William O'Boyle: Beyond the Byline: Yes, MLB should enshrine Danny Murtaugh

·4 min read

Dec. 5—WILKES-BARRE — Back in 2013, when Lou Barletta was a member of Congress, his communications director was Tim Murtaugh, who went on to be President Donald Trump's campaign communications director in 2020.

Anyway, when I was introduced to Tim Murtaugh, I had to ask:

"Would you be related to former Pittsburgh Pirates Manager Danny Murtaugh?"

Murtaugh said indeed he was — he is Danny Murtaugh's grandson.

Really? You are thee Danny Murtaugh's grandson? Again, Tim confirmed his lineage.

So here I was, a lifelong New York Yankee fan standing face-to-face with the grandson of the man who managed the Pittsburgh Pirates to victory over my beloved Yankee — a dark memory that haunts all Yankee fans to this day.

And to top it off, Barletta is also a devout Yankees fan. How could he have hired Murtaugh despite Tim being extremely qualified to do the job?

"I told Tim that he can never bring that World Series up in conversation," Barletta quipped.

Barletta, who was a pretty good baseball player back in his day, dreamed of going pro. His idol was Mickey Mantle and his favorite team was the Yankees — two things we have in common. He played center field like Mantle and taught himself to be a switch-hitter, also just like Mantle. Shortly after he was married, Barletta convinced his father that he should drop out of college and head to Tampa, Fla., to participate in a tryout camp.

"I was a lead-off hitter. I could bunt and steal bases. But I didn't make it," Barletta said in a 2007 story in The Times Leader, even though he could get from home plate to first in 3.7 seconds. "They found out I couldn't hit a curve ball. So I came back home and went to work for my dad in the construction business."

This newspaper recently ran an op-ed column by Milt May, a former Major League player who played for Danny Murtaugh. Naturally, the 1960 World Series championship season was mentioned.

Milt May wrote:

"In that one, the Pirates were also massive underdogs, facing the mighty New York Yankees, who featured superstars Mickey Mantle, Yogi Berra, Roger Maris and Whitey Ford.

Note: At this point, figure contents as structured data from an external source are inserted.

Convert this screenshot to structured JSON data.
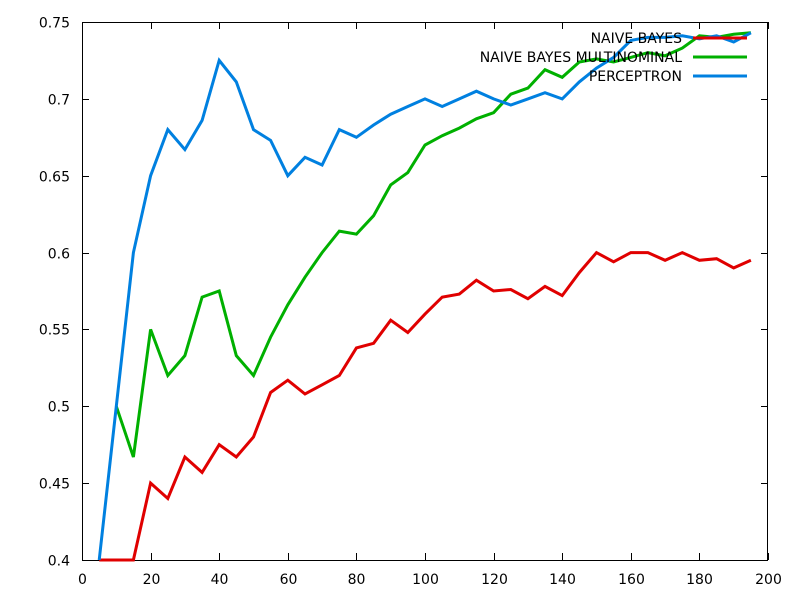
{
  "chart_data": {
    "type": "line",
    "title": "",
    "xlabel": "",
    "ylabel": "",
    "xlim": [
      0,
      200
    ],
    "ylim": [
      0.4,
      0.75
    ],
    "xticks": [
      "0",
      "20",
      "40",
      "60",
      "80",
      "100",
      "120",
      "140",
      "160",
      "180",
      "200"
    ],
    "yticks": [
      "0.4",
      "0.45",
      "0.5",
      "0.55",
      "0.6",
      "0.65",
      "0.7",
      "0.75"
    ],
    "grid": false,
    "legend_position": "top-right",
    "series": [
      {
        "name": "NAIVE BAYES",
        "color": "#e00000",
        "x": [
          5,
          10,
          15,
          20,
          25,
          30,
          35,
          40,
          45,
          50,
          55,
          60,
          65,
          70,
          75,
          80,
          85,
          90,
          95,
          100,
          105,
          110,
          115,
          120,
          125,
          130,
          135,
          140,
          145,
          150,
          155,
          160,
          165,
          170,
          175,
          180,
          185,
          190,
          195
        ],
        "y": [
          0.4,
          0.4,
          0.4,
          0.45,
          0.44,
          0.467,
          0.457,
          0.475,
          0.467,
          0.48,
          0.509,
          0.517,
          0.508,
          0.514,
          0.52,
          0.538,
          0.541,
          0.556,
          0.548,
          0.56,
          0.571,
          0.573,
          0.582,
          0.575,
          0.576,
          0.57,
          0.578,
          0.572,
          0.587,
          0.6,
          0.594,
          0.6,
          0.6,
          0.595,
          0.6,
          0.595,
          0.596,
          0.59,
          0.595
        ]
      },
      {
        "name": "NAIVE BAYES MULTINOMINAL",
        "color": "#00b000",
        "x": [
          10,
          15,
          20,
          25,
          30,
          35,
          40,
          45,
          50,
          55,
          60,
          65,
          70,
          75,
          80,
          85,
          90,
          95,
          100,
          105,
          110,
          115,
          120,
          125,
          130,
          135,
          140,
          145,
          150,
          155,
          160,
          165,
          170,
          175,
          180,
          185,
          190,
          195
        ],
        "y": [
          0.5,
          0.467,
          0.55,
          0.52,
          0.533,
          0.571,
          0.575,
          0.533,
          0.52,
          0.545,
          0.566,
          0.584,
          0.6,
          0.614,
          0.612,
          0.624,
          0.644,
          0.652,
          0.67,
          0.676,
          0.681,
          0.687,
          0.691,
          0.703,
          0.707,
          0.719,
          0.714,
          0.724,
          0.726,
          0.724,
          0.727,
          0.73,
          0.728,
          0.733,
          0.741,
          0.74,
          0.742,
          0.743
        ]
      },
      {
        "name": "PERCEPTRON",
        "color": "#0080e0",
        "x": [
          5,
          10,
          15,
          20,
          25,
          30,
          35,
          40,
          45,
          50,
          55,
          60,
          65,
          70,
          75,
          80,
          85,
          90,
          95,
          100,
          105,
          110,
          115,
          120,
          125,
          130,
          135,
          140,
          145,
          150,
          155,
          160,
          165,
          170,
          175,
          180,
          185,
          190,
          195
        ],
        "y": [
          0.4,
          0.5,
          0.6,
          0.65,
          0.68,
          0.667,
          0.686,
          0.725,
          0.711,
          0.68,
          0.673,
          0.65,
          0.662,
          0.657,
          0.68,
          0.675,
          0.683,
          0.69,
          0.695,
          0.7,
          0.695,
          0.7,
          0.705,
          0.7,
          0.696,
          0.7,
          0.704,
          0.7,
          0.711,
          0.72,
          0.727,
          0.738,
          0.74,
          0.74,
          0.741,
          0.739,
          0.741,
          0.737,
          0.743
        ]
      }
    ]
  }
}
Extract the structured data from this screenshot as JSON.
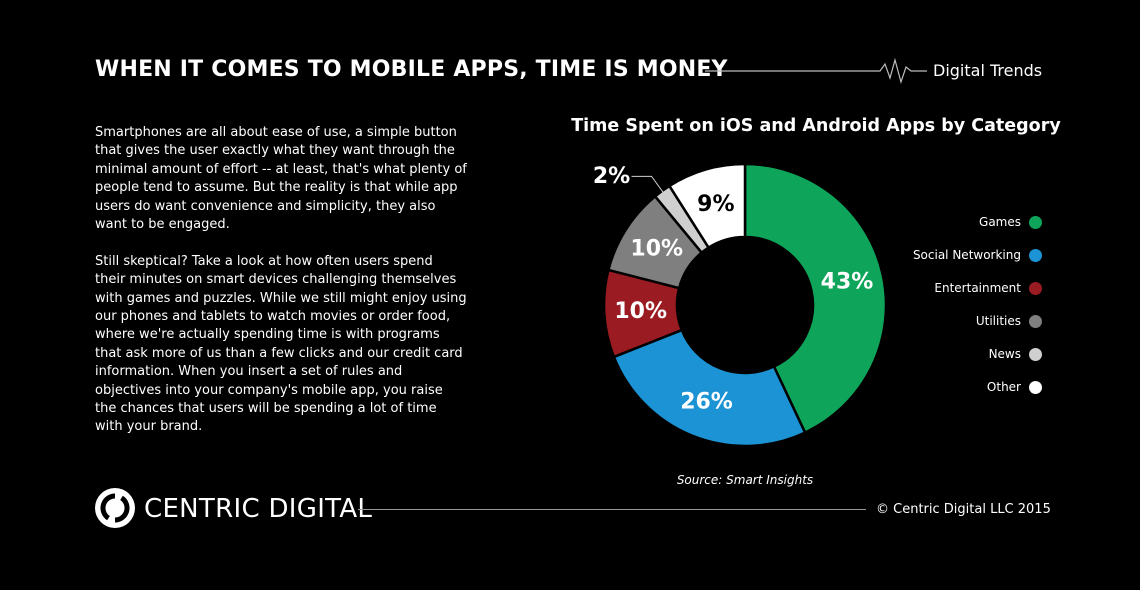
{
  "header": {
    "title": "WHEN IT COMES TO MOBILE APPS, TIME IS MONEY",
    "tag": "Digital Trends"
  },
  "body": {
    "paragraphs": [
      "Smartphones are all about ease of use, a simple button that gives the user exactly what they want through the minimal amount of effort -- at least, that's what plenty of people tend to assume. But the reality is that while app users do want convenience and simplicity, they also want to be engaged.",
      "Still skeptical? Take a look at how often users spend their minutes on smart devices challenging themselves with games and puzzles. While we still might enjoy using our phones and tablets to watch movies or order food, where we're actually spending time is with programs that ask more of us than a few clicks and our credit card information. When you insert a set of rules and objectives into your company's mobile app, you raise the chances that users will be spending a lot of time with your brand."
    ]
  },
  "chart_data": {
    "type": "pie",
    "variant": "donut",
    "title": "Time Spent on iOS and Android Apps by Category",
    "source": "Source: Smart Insights",
    "legend_position": "right",
    "slices": [
      {
        "name": "Games",
        "value": 43,
        "label": "43%",
        "color": "#0ea55b"
      },
      {
        "name": "Social Networking",
        "value": 26,
        "label": "26%",
        "color": "#1b93d4"
      },
      {
        "name": "Entertainment",
        "value": 10,
        "label": "10%",
        "color": "#9a1b22"
      },
      {
        "name": "Utilities",
        "value": 10,
        "label": "10%",
        "color": "#7f7f7f"
      },
      {
        "name": "News",
        "value": 2,
        "label": "2%",
        "color": "#cfcfcf"
      },
      {
        "name": "Other",
        "value": 9,
        "label": "9%",
        "color": "#ffffff"
      }
    ]
  },
  "footer": {
    "logo_text": "CENTRIC DIGITAL",
    "copyright": "© Centric Digital LLC 2015"
  }
}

"If you just look at the scoring, it was a massive blowout, as the Yankees outscored the Pirates by a total of 55-to-27. But if you look at games won, it was the Pirates winning in seven games, 4-to-3."

Yeah, yeah, yeah Milt. And yes, we are well aware that 1960 was notable for being the only World Series to end on a home run in the bottom of the ninth of Game 7. Bill Mazeroski hit a lead-off homer in the ninth to make history, and Murtaugh had bested Yankees Manager Casey Stengel, another Hall-of-Famer.

I can still see Yogi Berra in left field watching the ball sail over the wall at Forbes Field. I sometimes have nightmares of that moment 61 years later.

But to Milt May's point, Murtaugh's teams won over 90 games five times, finished first five times and saw him accumulate 1,115 career victories, good for a .540 winning percentage. This ranks higher than 11 managers already in the Hall of Fame: Joe Torre (.538), Tony La Russa (.537), Whitey Herzog (.532), Ned Hanlon (.530), Tommy Lasorda (.526), Bill McKechnie (.524), Dick Williams (.520), Stengel (.508), Wilbert Robinson (.500), Bucky Harris (.493) and Connie Mack (.486). He is tied with Leo Durocher.

Murtaugh's two World Series titles are more than nine current Hall of Fame managers and equal to five others.

OK, I agree. Danny Murtaugh should be inducted into the Baseball Hall of Fame.

He was passed over again Sunday, however, when the Hall of Fame's Golden Days committee, which covers the years from 1950 to 1969, voted to enshrine Gil Hodges, Jim Kaat, Minnie Minoso and Tony Oliva.

Murtaugh passed away in 1976. Mazeroski is 85.

The memory of those two and the Pirates of 1960 will never go away.